Un vaste répertoire du folklore irlandais est le Dinnsheanchus, ouvrage qui prétend expliquer l’origine des noms donnés à divers lieux célèbres d’Irlande. Il conserve sans doute certaines des traditions les plus anciennes encore vivantes. Il affirme d’ordinaire que le compilateur ne trouvait jamais difficile de résoudre le mystère de ces dénominations locales. Sans citer d’autorités, il se lance dans une légende romanesque — généralement située au temps des païens — et, l’imagination ayant libre cours, on est censé croire aveuglément au récit.
Il existe une bonne copie du Dinnsheanchus dans le Livre de Ballymote, manuscrit bien connu conservé à la Royal Irish Academy. Précisons que la rivière Delvin actuelle, qui prend sa source dans le Meath et se jette dans la mer d’Irlande à Gormanstown, au nord de Balbriggan (comté de Dublin), s’appelait autrefois en irlandais Inbher Ailbine. Voici, selon le topographe, comment elle reçut ce nom.

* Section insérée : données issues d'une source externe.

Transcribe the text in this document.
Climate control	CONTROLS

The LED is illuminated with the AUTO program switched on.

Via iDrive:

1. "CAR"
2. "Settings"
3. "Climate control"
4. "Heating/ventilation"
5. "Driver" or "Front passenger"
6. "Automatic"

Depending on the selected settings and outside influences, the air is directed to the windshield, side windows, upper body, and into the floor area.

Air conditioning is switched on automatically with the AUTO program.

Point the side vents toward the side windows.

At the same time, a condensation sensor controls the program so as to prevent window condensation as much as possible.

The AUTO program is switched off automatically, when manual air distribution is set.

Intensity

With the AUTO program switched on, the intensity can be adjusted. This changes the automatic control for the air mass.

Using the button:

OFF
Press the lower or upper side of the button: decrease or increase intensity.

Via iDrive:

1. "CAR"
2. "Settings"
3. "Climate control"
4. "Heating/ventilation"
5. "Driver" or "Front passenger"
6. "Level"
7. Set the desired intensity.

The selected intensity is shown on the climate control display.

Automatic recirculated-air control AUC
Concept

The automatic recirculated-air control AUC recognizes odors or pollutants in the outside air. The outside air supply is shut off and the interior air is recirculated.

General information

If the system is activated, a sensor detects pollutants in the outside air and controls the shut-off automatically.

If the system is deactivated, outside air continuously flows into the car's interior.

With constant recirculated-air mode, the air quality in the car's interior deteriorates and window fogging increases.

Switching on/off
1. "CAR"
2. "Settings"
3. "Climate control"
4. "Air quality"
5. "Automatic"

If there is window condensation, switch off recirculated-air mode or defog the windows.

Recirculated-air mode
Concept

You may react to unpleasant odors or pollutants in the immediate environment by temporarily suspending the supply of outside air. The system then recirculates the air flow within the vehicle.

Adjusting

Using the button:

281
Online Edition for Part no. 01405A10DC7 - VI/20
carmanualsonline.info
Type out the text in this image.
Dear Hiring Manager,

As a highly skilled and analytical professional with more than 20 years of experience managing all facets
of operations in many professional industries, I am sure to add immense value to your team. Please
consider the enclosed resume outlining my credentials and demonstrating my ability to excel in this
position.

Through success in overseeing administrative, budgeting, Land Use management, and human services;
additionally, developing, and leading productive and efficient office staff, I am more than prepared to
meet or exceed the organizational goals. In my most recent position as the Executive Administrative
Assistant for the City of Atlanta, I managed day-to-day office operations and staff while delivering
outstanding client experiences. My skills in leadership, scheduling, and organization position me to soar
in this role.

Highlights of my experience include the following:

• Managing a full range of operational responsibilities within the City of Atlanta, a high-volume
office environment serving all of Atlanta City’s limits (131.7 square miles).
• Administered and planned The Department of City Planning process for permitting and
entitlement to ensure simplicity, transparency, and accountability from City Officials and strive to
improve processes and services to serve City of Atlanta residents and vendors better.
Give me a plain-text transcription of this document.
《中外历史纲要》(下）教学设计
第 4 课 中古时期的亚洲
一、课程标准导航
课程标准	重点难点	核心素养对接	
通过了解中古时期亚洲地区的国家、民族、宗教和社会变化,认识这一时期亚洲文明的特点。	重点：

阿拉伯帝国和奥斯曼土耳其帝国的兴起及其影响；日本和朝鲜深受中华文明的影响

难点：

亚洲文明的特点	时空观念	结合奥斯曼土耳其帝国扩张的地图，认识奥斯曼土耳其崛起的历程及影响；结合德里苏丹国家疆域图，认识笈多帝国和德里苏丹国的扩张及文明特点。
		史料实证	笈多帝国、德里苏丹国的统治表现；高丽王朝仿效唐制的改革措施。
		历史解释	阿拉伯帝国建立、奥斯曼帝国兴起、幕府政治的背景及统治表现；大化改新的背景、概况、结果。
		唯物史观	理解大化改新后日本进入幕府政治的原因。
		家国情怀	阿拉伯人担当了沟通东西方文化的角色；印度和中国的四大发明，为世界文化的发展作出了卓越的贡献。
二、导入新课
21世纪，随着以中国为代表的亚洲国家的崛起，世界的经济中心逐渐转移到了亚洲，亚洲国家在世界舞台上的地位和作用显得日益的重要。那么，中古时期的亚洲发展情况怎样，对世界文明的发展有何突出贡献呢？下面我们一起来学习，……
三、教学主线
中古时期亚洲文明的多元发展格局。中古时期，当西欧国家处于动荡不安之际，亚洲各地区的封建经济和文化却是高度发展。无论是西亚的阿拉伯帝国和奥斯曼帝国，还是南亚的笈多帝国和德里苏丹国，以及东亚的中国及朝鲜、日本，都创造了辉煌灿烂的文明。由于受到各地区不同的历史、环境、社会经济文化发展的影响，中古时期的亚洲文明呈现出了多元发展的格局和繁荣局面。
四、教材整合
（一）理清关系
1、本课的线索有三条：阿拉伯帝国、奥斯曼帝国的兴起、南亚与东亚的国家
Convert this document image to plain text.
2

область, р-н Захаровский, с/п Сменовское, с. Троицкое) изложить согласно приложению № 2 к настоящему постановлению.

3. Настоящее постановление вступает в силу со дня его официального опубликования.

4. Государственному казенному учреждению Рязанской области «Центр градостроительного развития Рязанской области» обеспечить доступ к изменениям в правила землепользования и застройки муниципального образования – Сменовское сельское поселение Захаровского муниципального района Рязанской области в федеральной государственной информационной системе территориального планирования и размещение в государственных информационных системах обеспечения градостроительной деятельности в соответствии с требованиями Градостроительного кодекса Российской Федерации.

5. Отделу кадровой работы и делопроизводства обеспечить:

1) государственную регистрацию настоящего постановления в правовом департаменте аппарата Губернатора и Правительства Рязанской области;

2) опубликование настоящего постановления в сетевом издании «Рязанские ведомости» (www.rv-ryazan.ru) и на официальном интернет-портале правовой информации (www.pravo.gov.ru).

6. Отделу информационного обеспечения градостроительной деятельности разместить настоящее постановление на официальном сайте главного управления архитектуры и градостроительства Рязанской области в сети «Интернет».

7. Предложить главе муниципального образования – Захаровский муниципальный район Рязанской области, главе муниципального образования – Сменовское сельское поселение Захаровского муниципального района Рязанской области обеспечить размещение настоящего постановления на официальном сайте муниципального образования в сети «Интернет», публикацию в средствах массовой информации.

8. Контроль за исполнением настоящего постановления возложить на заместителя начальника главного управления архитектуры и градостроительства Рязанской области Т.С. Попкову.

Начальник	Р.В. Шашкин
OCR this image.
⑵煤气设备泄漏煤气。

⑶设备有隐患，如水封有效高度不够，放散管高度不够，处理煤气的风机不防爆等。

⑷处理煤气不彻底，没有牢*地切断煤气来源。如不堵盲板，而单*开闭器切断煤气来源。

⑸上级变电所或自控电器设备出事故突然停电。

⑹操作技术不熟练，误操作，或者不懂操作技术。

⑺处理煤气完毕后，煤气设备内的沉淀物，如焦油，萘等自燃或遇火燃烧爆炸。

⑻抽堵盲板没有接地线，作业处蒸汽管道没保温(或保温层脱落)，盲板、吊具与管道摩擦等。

Il y a de longs siècles, dans cette région vivait un prince nommé Ruadh Mac Righduinn, fils du roi des Fir-Muiridh, ou « peuple de Muiredh », une plaine de Bregia (c’est-à-dire du Meath). Il rassembla des équipages pour quatre currachs (embarcation en osier et peaux) afin de traverser la mer et visiter son frère de lait, fils du roi de Lochlann (ou d’Écosse, selon les versions).
Mais lorsqu’ils eurent atteint le milieu de la mer, les marins ne purent plus avancer dans aucune direction : les currachs restaient immobiles, comme retenus par une ancre. Ruadh fit alors le tour de l’embarcation sur laquelle il se trouvait, pour découvrir la cause de cet arrêt. Il sauta par-dessus bord et plongea sous la marée.
Là, il vit neuf femmes, les plus belles de la race des Néréides. Elles étaient assises dans trois canots, chaque barque portant trois de ces beautés. Elles emmenèrent Ruadh avec elles, et, pendant un temps, il fut perdu pour ses compagnons. Ces sirènes possédaient sous les vagues un territoire enchanteur, riche en délices de toutes sortes.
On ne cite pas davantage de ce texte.